I have a question for the group...
I was in Wal-Mart yesterday and saw that the only 5W-20 Motorcraft oil they had was a synthetic blended oil. Is this the oil our 'birds are supposed to use? I remember the old thread saying NO to synthetic, but this is a blend. Just curious. The price was $1.77/Qt which is not as costly as Mobil-1, but more expensive than the regular oils @ $1.33/Qt.


KB
 
From everything I've seen, the recommended Motorcraft 5W20 motor oil for the 2002 T-Bird is available only as a synthetic blend. This is probably why Ford can recommend this oil for all-season, all-climate use without too much concern for viscosity breakdown during high-temp operation.

Regarding synthetics, I've been using 5W30 Mobil 1 and Motorcraft FL2008 filters ($6 at my dealer) in my 2000 Lincoln LS since its first oil change about two years ago. I do my own oil changes, and my LS now has 26,000 miles on it without any hint of a problem. FYI, the 2000 LS has exactly the same engine as the 2002 Thunderbird.

I also use Mobil 1 5W30 synthetic oil in my 1999 Ford V10 Super Duty truck. This truck spends most of its time hauling a 5,500-lb trailer. The engine continues to run as if new. I highly recommend synthetic oil.

 
I just talked to my local Ford service department, and they are using the Motorcraft 5w20 in bulk.

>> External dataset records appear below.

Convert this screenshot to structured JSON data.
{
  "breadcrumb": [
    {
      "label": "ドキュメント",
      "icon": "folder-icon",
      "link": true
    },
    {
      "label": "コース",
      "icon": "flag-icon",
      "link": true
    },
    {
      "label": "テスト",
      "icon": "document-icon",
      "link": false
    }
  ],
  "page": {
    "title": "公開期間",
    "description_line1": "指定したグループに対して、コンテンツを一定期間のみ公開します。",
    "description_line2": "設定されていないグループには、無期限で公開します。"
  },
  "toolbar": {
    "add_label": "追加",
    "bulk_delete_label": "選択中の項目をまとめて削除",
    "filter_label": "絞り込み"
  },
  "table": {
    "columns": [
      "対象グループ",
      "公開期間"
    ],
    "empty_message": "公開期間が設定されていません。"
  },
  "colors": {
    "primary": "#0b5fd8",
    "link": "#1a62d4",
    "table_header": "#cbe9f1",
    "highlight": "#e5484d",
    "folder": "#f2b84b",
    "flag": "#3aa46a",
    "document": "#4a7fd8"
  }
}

It is not a synthetic, and since I am not regularly driving the car with lots of highway miles, they said that I should not use the synthetic. Said that with infrequent driving the chances of condensation buildup was a greater concern. Therefore, I should change every 3000 miles or 6 months.

Just changed for first time at 1300 miles, and plan on changing again when I return from Florida after New Years, before covering it up for the winter. I expect that to be at about 3000 miles.